Sergeï Volodin gisait sur le capot d’une voiture, sa chair éclatée par l’impact, sa tête tournée dans un angle anormal. Son visage, lui, était… absent. Littéralement. Ses orbites vides fixaient le ciel. Quelqu’un s’était assuré de lui arracher les yeux avant qu’il ne fasse son grand plongeon.

 

Un murmure parcourut la foule des officiers présents. Un frisson mal à l’aise, vite dissimulé derrière le professionnalisme feint. Les cadavres, ils avaient l’habitude. Mais ce genre de mise en scène… c’était autre chose.

 

Boris Karpov s’était approché du corps. Il resta un instant immobile, une main serrée autour de son paquet de cigarettes. Il n’en alluma pas. Pas cette fois.

 

Lars Jensen, lui, arriva plus tard. Quand il franchit les portes du commissariat, la majorité des agents était déjà dehors, attirée par l’agitation. Il s’avança, observant la scène, et son regard croisa celui de Boris.

 

— C’est lui, confirma sobrement un officier. Sergeï Volodin.

 

Lars hocha la tête. Il n’avait pas besoin de demander comment il était arrivé là. Quelqu’un l’avait fait basculer dans le vide, et ce n’était certainement pas un accident.

 

Boris, lui, se détourna brusquement.

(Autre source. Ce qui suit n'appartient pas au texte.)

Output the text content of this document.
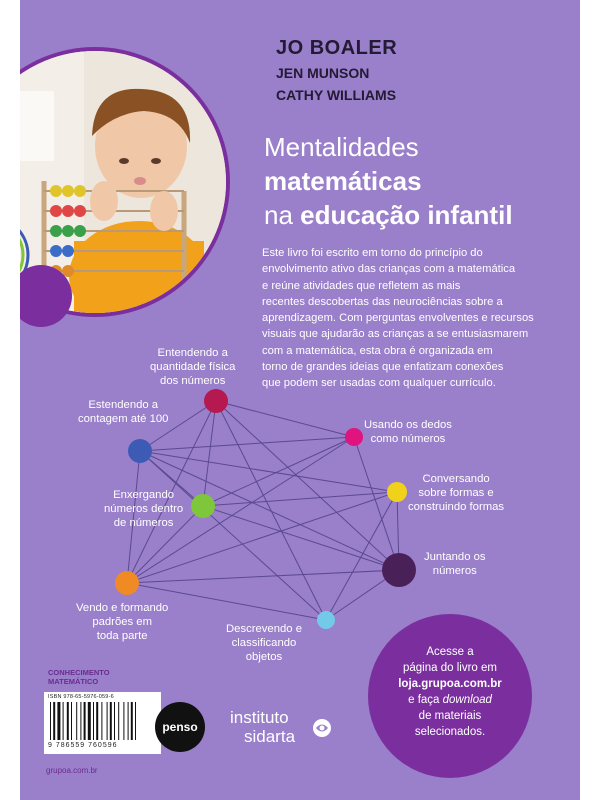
JO BOALER
JEN MUNSON
CATHY WILLIAMS
Mentalidades
matemáticas
na educação infantil
Este livro foi escrito em torno do princípio do
envolvimento ativo das crianças com a matemática
e reúne atividades que refletem as mais
recentes descobertas das neurociências sobre a
aprendizagem. Com perguntas envolventes e recursos
visuais que ajudarão as crianças a se entusiasmarem
com a matemática, esta obra é organizada em
torno de grandes ideias que enfatizam conexões
que podem ser usadas com qualquer currículo.
Entendendo a
quantidade física
dos números
Estendendo a
contagem até 100	Usando os dedos
como números
Conversando
sobre formas e
construindo formas
Enxergando
números dentro
de números
Juntando os
números
Vendo e formando
padrões em
toda parte
Descrevendo e
classificando
objetos	Acesse a
página do livro em
loja.grupoa.com.br
e faça download
de materiais
selecionados.
CONHECIMENTO
MATEMÁTICO
ISBN 978-65-5976-059-6
9 786559 760596
penso	instituto
sidarta
grupoa.com.br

Il ne regardait plus le corps, mais le bâtiment en hauteur.

 

— Il a été jeté d’une fenêtre du commissariat, déclara-t-il, sa voix rauque.

 

Lars suivit son regard. Les étages supérieurs du commissariat étaient plongés dans l’obscurité. Aucun signe de mouvement. Quelqu’un avait donc tué Sergeï Volodin, l’avait mutilé… et avait eu l’audace de jeter son cadavre en plein milieu du poste de police.

 

Un message clair.

 

Ils allaient à peine commencer l’analyse de la scène quand un nouvel élément s’invita dans l’affaire.

 

— Chef ? Un colis vient d’arriver pour vous.

 

Lars tourna lentement la tête. Un jeune officier tenait un carton coloré entre ses mains. Trop coloré. Trop… innocent.

 

Il était décoré comme un cadeau d’enfant. Des autocollants, des dessins naïfs tracés au feutre, des cœurs et des étoiles maladroitement gribouillés. Un contraste brutal avec l’atmosphère pesante de la nuit.

 

Lars prit la boîte avec précaution et l’ouvrit.

 

À l’intérieur, un dossier soigneusement rangé. Des photos. Des preuves. Tout ce qu’il fallait pour retracer les méfaits de Sergeï Volodin : corruption, trafic, disparitions de témoins gênants.

 

Et au sommet de cette montagne de preuves, une petite carte écrite à la main.

 

Un message, simple et cinglant :

 

« Peut-être que moi, je fais votre travail mieux que vous. »

 

Un silence pesant s’abattit sur eux.

 

Lars referma lentement la boîte.

 

Le tueur venait de leur offrir un autre puzzle à résoudre.